M. LE MAIRE DE PARIS. - Ah ! Totalement, Monsieur, et je vais vous dire : du point de vue du droit nous verrons bien, je vous précise tout de même que ni M. Christian SAUTTER ni moi ne sommes candidats à quelque élection que ce soit.
M. Jean TIBERI, maire du 5e arrondissement. - Les autres ?
M. LE MAIRE DE PARIS. - Nous verrons. Vous avez dit qu'il y avait un éditorial du Maire et un texte d'explication de M. Christian SAUTTER. Je vous rappelle quand même, du point de vue du droit, que ni M. Christian SAUTTER ni moi ne sommes candidats à quoi que ce soit. Vous voulez une confidence : je ne savais pas que ce tiré à part existait. Chère collègue, si vous croyez que dans cette ville où il y a 45.000 fonctionnaires et un million de choses qui se font en permanence, le Maire essaye de contrôler le moindre des petits actes, vous vous trompez. Ce n'est ni ma culture et ce n'est pas de toute façon humainement réalisable, même avec 24 heures.
Je vous dis, Monsieur LEGARET, qu'à la suite de la lecture du Journal du Dimanche hier, j'ai dit : "Retirez cela.
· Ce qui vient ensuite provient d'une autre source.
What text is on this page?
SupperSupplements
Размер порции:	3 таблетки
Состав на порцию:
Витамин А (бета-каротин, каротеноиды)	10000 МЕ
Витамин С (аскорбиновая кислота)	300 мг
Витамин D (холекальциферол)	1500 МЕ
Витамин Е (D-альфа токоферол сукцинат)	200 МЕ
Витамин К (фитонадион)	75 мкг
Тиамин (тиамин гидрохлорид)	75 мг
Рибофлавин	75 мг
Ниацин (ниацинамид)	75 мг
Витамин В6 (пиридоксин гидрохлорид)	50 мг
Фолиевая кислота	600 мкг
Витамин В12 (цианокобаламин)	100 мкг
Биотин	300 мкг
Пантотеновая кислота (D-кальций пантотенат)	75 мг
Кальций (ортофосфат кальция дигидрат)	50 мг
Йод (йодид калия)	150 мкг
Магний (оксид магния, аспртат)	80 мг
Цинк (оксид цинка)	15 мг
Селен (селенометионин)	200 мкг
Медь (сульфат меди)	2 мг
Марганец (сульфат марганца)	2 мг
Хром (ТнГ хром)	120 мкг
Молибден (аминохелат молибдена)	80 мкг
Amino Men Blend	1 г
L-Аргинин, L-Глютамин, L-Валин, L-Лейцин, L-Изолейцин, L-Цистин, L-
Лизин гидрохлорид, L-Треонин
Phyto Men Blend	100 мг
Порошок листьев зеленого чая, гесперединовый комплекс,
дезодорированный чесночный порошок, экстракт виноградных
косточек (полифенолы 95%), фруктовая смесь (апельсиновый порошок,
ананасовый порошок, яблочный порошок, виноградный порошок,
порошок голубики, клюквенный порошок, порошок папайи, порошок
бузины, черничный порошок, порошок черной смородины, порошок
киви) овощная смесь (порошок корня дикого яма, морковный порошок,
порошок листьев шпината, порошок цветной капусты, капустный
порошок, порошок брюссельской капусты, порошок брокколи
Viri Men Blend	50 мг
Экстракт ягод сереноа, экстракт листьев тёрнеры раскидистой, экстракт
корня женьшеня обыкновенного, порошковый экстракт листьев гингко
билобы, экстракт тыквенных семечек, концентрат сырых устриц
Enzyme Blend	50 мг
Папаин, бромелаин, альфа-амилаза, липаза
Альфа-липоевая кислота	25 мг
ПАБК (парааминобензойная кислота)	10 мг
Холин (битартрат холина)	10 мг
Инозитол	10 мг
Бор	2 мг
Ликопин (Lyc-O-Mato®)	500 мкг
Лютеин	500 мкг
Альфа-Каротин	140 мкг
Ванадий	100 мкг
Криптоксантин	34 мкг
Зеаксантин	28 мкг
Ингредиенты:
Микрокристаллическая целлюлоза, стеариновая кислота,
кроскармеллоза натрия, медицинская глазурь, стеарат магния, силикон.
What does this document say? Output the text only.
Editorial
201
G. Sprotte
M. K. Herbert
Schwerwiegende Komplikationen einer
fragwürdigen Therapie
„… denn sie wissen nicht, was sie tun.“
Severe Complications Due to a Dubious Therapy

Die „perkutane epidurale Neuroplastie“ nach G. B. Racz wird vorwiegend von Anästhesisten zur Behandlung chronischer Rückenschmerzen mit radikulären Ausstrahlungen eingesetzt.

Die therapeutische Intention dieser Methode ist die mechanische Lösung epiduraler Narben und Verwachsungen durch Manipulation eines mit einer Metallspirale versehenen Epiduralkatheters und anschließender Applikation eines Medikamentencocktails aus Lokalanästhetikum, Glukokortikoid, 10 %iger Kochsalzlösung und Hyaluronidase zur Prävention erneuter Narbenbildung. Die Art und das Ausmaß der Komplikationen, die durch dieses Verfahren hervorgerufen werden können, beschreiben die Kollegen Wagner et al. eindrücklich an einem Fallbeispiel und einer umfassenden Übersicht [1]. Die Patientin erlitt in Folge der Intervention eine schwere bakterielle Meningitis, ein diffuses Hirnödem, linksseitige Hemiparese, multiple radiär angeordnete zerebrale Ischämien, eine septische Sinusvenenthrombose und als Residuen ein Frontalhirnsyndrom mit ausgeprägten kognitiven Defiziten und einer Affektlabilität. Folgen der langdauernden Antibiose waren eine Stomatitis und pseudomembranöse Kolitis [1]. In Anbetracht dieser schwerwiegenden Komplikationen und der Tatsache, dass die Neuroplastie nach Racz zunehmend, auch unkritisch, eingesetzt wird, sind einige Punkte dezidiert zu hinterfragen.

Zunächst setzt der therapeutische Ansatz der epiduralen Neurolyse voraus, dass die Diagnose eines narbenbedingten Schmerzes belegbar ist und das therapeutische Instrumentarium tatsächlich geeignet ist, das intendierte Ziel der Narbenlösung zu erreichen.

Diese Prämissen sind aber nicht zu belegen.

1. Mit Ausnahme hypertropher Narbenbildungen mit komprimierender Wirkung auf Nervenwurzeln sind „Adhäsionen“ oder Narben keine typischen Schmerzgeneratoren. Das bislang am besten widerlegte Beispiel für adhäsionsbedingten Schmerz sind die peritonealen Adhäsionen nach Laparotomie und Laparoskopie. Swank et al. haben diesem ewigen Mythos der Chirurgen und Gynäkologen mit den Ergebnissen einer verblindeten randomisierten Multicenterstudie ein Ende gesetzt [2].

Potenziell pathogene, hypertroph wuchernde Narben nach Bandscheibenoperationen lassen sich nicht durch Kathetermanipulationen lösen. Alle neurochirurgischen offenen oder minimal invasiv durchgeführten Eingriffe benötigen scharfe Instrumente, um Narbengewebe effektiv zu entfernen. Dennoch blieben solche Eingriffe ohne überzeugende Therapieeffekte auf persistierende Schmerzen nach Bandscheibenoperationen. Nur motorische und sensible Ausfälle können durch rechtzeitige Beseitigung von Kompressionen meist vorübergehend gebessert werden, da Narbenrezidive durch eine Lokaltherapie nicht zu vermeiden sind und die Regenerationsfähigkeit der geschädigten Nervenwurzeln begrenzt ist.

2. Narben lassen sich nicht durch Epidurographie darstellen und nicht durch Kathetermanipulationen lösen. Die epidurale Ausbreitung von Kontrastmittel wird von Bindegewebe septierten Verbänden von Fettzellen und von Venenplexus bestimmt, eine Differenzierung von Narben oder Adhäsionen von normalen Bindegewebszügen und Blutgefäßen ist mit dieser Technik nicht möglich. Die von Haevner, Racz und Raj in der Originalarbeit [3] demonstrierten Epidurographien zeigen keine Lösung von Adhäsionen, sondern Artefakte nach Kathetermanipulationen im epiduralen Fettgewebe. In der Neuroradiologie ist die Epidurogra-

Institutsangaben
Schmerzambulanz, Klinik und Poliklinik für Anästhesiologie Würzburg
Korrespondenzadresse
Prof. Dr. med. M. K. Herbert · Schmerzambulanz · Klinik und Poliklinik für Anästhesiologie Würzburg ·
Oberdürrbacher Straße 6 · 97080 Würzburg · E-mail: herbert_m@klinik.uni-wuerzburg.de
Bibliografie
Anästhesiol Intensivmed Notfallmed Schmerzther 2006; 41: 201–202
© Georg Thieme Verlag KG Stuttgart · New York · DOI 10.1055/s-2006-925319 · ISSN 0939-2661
Faites rapatrier à l'Hôtel de Ville tous les exemplaires." Alors combien y en a-t-il eu de distribués ? J'ai le chiffre, 1.470, distribués avant que je fasse retirer tous les exemplaires.
M. Jean-François LEGARET, maire du 1e arrondissement. - Le tirage ?
M. LE MAIRE DE PARIS. - 20.000.
M. Jean-François LEGARET, maire du 1e arrondissement. - Ah !
M. LE MAIRE DE PARIS. - Oui, 20.000. Contrairement à ce que vous dites, ce n'est pas du tout un document de propagande, c'est un document d'explication et d'information.
M. Jean TIBERI, maire du 5e arrondissement. - Vous n'avez pas vu la première page, Monsieur le Maire !
M. LE MAIRE DE PARIS. - Je ne suis candidat à rien, Monsieur TIBERI, je ne cumule pas les mandats, je n'ai même pas voulu rester parlementaire.
M. Jean TIBERI, maire du 5e arrondissement. - La loi ne dit pas cela.
M. LE MAIRE DE PARIS. - Il se peut que sur le plan du droit vous ayez raison.
M. Yves CONTASSOT, adjoint. - Comme d'habitude.
M. LE MAIRE DE PARIS. - Averti de ce document par l'initiative de M. LECOQ - qui ne m'en avait pas informé - j'ai décidé ce matin d'arrêter la diffusion. Ce document sera diffusé après les élections législatives. Pour le reste, vous avez effectivement saisi la justice. Nous verrons bien.
Pourquoi suis-je à l'aise ? Parce que dans l'hypothèse où même ce ne serait pas conforme à la loi, je suis certain depuis 12 mois de ma totale bonne foi, en toutes circonstances, du point de vue de l'application de la loi, et je le prouve encore aujourd'hui.